DANGEROSITÉ, psychologie
Le terme « dangerosité » a fait l’objet de multiples débats et controverses. Dans cette section, nous nous appuierons sur la définition de James Ogloff qui renvoie à « la notion de comportement physiquement violent dirigé envers soi-même ou autrui ainsi quela menace de tel comportement ». La dangerosité inclut ainsi une vaste gamme de comportements physiques et verbaux qui sont suffisamment sérieux pour susciter potentiellement une intervention légale. Le terme décrit particulièrement « un acte, une situation où un individu fait courir un risque de préjudice à autrui » (Ogloff, 1995).

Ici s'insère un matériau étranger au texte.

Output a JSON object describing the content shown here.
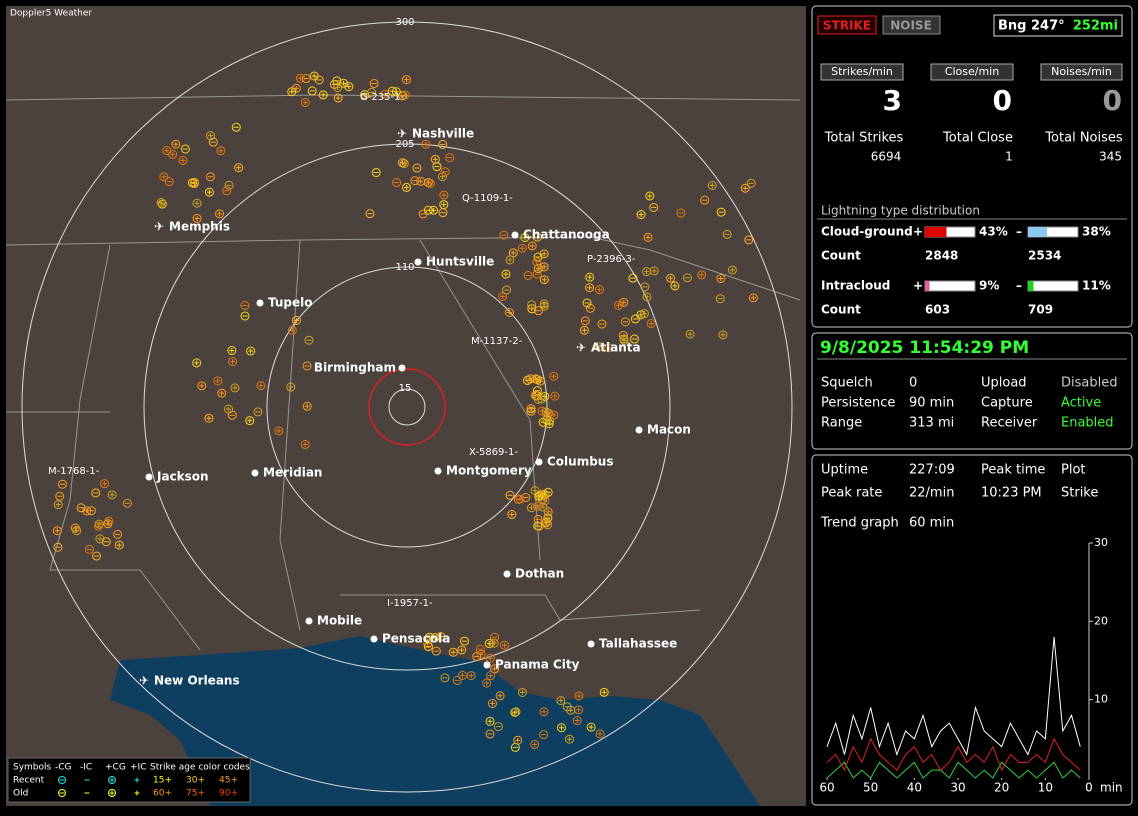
{
  "app_title": "Doppler5 Weather",
  "map": {
    "range_labels": [
      "15",
      "110",
      "205",
      "300"
    ],
    "cities": [
      "Nashville",
      "Memphis",
      "Chattanooga",
      "Huntsville",
      "Tupelo",
      "Atlanta",
      "Birmingham",
      "Macon",
      "Jackson",
      "Meridian",
      "Montgomery",
      "Columbus",
      "Dothan",
      "Mobile",
      "Pensacola",
      "Tallahassee",
      "Panama City",
      "New Orleans"
    ],
    "strike_labels": [
      "G-235-1-",
      "Q-1109-1-",
      "P-2396-3-",
      "M-1137-2-",
      "X-5869-1-",
      "M-1768-1-",
      "I-1957-1-"
    ]
  },
  "legend": {
    "symbols": "Symbols",
    "types": [
      "-CG",
      "-IC",
      "+CG",
      "+IC"
    ],
    "age_title": "Strike age color codes",
    "recent": "Recent",
    "old": "Old",
    "recent_ages": [
      "15+",
      "30+",
      "45+"
    ],
    "old_ages": [
      "60+",
      "75+",
      "90+"
    ]
  },
  "status": {
    "strike_button": "STRIKE",
    "noise_button": "NOISE",
    "bearing": "Bng 247°",
    "distance": "252mi",
    "rates": [
      {
        "label": "Strikes/min",
        "value": "3"
      },
      {
        "label": "Close/min",
        "value": "0"
      },
      {
        "label": "Noises/min",
        "value": "0"
      }
    ],
    "totals": [
      {
        "label": "Total Strikes",
        "value": "6694"
      },
      {
        "label": "Total Close",
        "value": "1"
      },
      {
        "label": "Total Noises",
        "value": "345"
      }
    ],
    "distribution": {
      "title": "Lightning type distribution",
      "rows": [
        {
          "label": "Cloud-ground",
          "plus_sign": "+",
          "plus_pct": {
            "value": 43,
            "label": "43%"
          },
          "minus_sign": "–",
          "minus_pct": {
            "value": 38,
            "label": "38%"
          },
          "count_label": "Count",
          "plus_count": "2848",
          "minus_count": "2534"
        },
        {
          "label": "Intracloud",
          "plus_sign": "+",
          "plus_pct": {
            "value": 9,
            "label": "9%"
          },
          "minus_sign": "–",
          "minus_pct": {
            "value": 11,
            "label": "11%"
          },
          "count_label": "Count",
          "plus_count": "603",
          "minus_count": "709"
        }
      ]
    }
  },
  "info": {
    "datetime": "9/8/2025 11:54:29 PM",
    "rows": [
      [
        "Squelch",
        "0",
        "Upload",
        "Disabled"
      ],
      [
        "Persistence",
        "90 min",
        "Capture",
        "Active"
      ],
      [
        "Range",
        "313 mi",
        "Receiver",
        "Enabled"
      ]
    ]
  },
  "stats": {
    "rows": [
      [
        "Uptime",
        "227:09",
        "Peak time",
        "Plot"
      ],
      [
        "Peak rate",
        "22/min",
        "10:23 PM",
        "Strike"
      ],
      [
        "Trend graph",
        "60 min"
      ]
    ]
  },
  "trend": {
    "ylim": [
      0,
      30
    ],
    "yticks": [
      30,
      20,
      10
    ],
    "xlim": [
      60,
      0
    ],
    "xticks": [
      60,
      50,
      40,
      30,
      20,
      10,
      0
    ],
    "x_unit": "min",
    "x": [
      60,
      58,
      56,
      54,
      52,
      50,
      48,
      46,
      44,
      42,
      40,
      38,
      36,
      34,
      32,
      30,
      28,
      26,
      24,
      22,
      20,
      18,
      16,
      14,
      12,
      10,
      8,
      6,
      4,
      2
    ],
    "series": [
      {
        "color": "#ffffff",
        "values": [
          4,
          7,
          3,
          8,
          5,
          9,
          4,
          7,
          3,
          6,
          5,
          8,
          4,
          6,
          7,
          5,
          3,
          9,
          6,
          5,
          4,
          7,
          5,
          3,
          6,
          5,
          18,
          6,
          8,
          4
        ]
      },
      {
        "color": "#e02020",
        "values": [
          2,
          3,
          1,
          4,
          2,
          5,
          3,
          2,
          1,
          3,
          4,
          2,
          3,
          1,
          2,
          4,
          2,
          3,
          2,
          4,
          1,
          3,
          2,
          2,
          3,
          2,
          5,
          3,
          2,
          1
        ]
      },
      {
        "color": "#30d040",
        "values": [
          0,
          1,
          2,
          0,
          1,
          0,
          2,
          1,
          0,
          1,
          2,
          0,
          1,
          1,
          0,
          2,
          1,
          0,
          1,
          0,
          2,
          1,
          0,
          1,
          0,
          1,
          2,
          0,
          1,
          0
        ]
      }
    ]
  }
}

Pendant longtemps, la prédiction du risque de violence s’est faite de manière informelle, voire intuitive. Les cliniciens considéraient la dangerosité comme une caractéristique « stable » relevant de la personnalité du sujet. Il a été montré, depuis longtemps, qu’une grande majorité des prédictions du risque de violence formulées par les cliniciens, sur la seule base d’une approche structurale, produisaient le plus souvent de « faux positifs » (la période de suivi, dans ce cas, n’est pas enfreinte par une nouvelle infraction violente, contrairement à ce qui avait été prédit).

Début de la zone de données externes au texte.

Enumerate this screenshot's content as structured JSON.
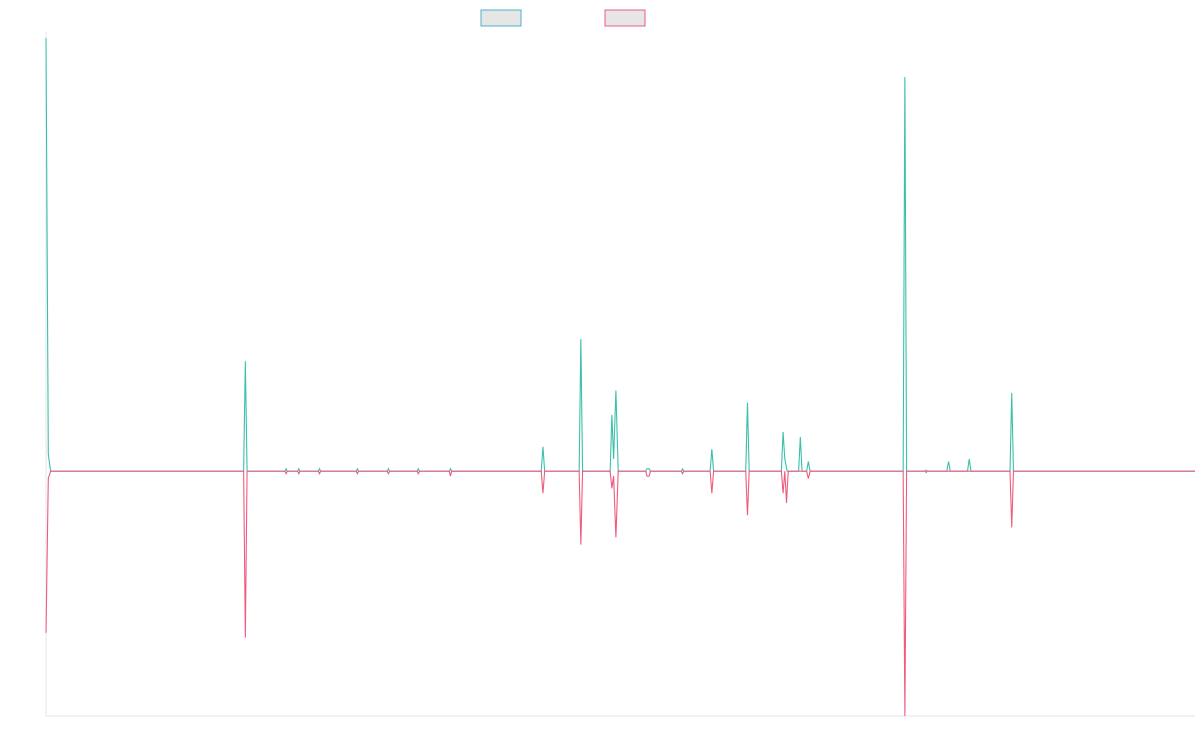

Il existe plus de deux cents instruments permettant d’évaluer le risque de récidive violente. Il y a d’abord des instruments « statiques » (tels que le VRAG-R pour Violence Risk Appraisal Guide-Revised) qui sont actuariels et basés sur des probabilités statistiques de comportements violents. Ces instruments comprennent des variables démographiques, délictueuses, criminologiques, voire diagnostiques qui sont liées au passé de l’individu. Ils évaluent le risque de récidive à partir d’informations judiciaires, sociales, institutionnelles ou cliniques. Le score total obtenu renvoie à une catégorie de risques et constitue un prédicteur « modéré à élevé » de la récidive violente à moyen et à long terme. Ces instruments contribuent à réduire de près de la moitié les faux positifs et dans une moindre mesure les faux négatifs, plus rarement formulés par les professionnels. Néanmoins, ils prêtent le flanc à plusieurs critiques : ils sont centrés sur la prédiction plutôt que sur la gestion du cas et sont focalisés sur le passé individuel, au détriment du présent et du futur ; ils contiennent des variables de risque qui peuvent augmenter, mais pas diminuer au fil du temps ; ces variables s’additionnent et débouchent sur un score total de nature hétérogène ; ces variables sont peu nombreuses, de natures différentes, et peuvent ignorer des tendances comportementales plus rares ou spécifiques à des individus particuliers (menaces de mort). Enfin, ils laissent de côté les paramètres intégratifs liés à la qualité de vie.
Des instruments dits de « jugement clinique structuré » ont ensuite été développés (par exemple, le HCR-20, pour Historical Clinical Risk-20). Outre des variables statiques (antécédents de comportements violents), ces instruments incluent des variables « dynamiques » dont l’évolution peut être réversible ou aggravée. Ces variables sont de nature psychologique (déficit d’introspection…), criminologique (non-respect des conditions légales…) ou sociale (manque de support personnel…). Ces instruments prennent davantage en considération la singularité des individus. Ils évaluent la dangerosité sur la base d’informations judiciaires, sociales et psychologiques concernant l’individu évalué. Le HCR-20 figure parmi les instruments les plus utilisés dans le monde pour évaluer le risque de récidive.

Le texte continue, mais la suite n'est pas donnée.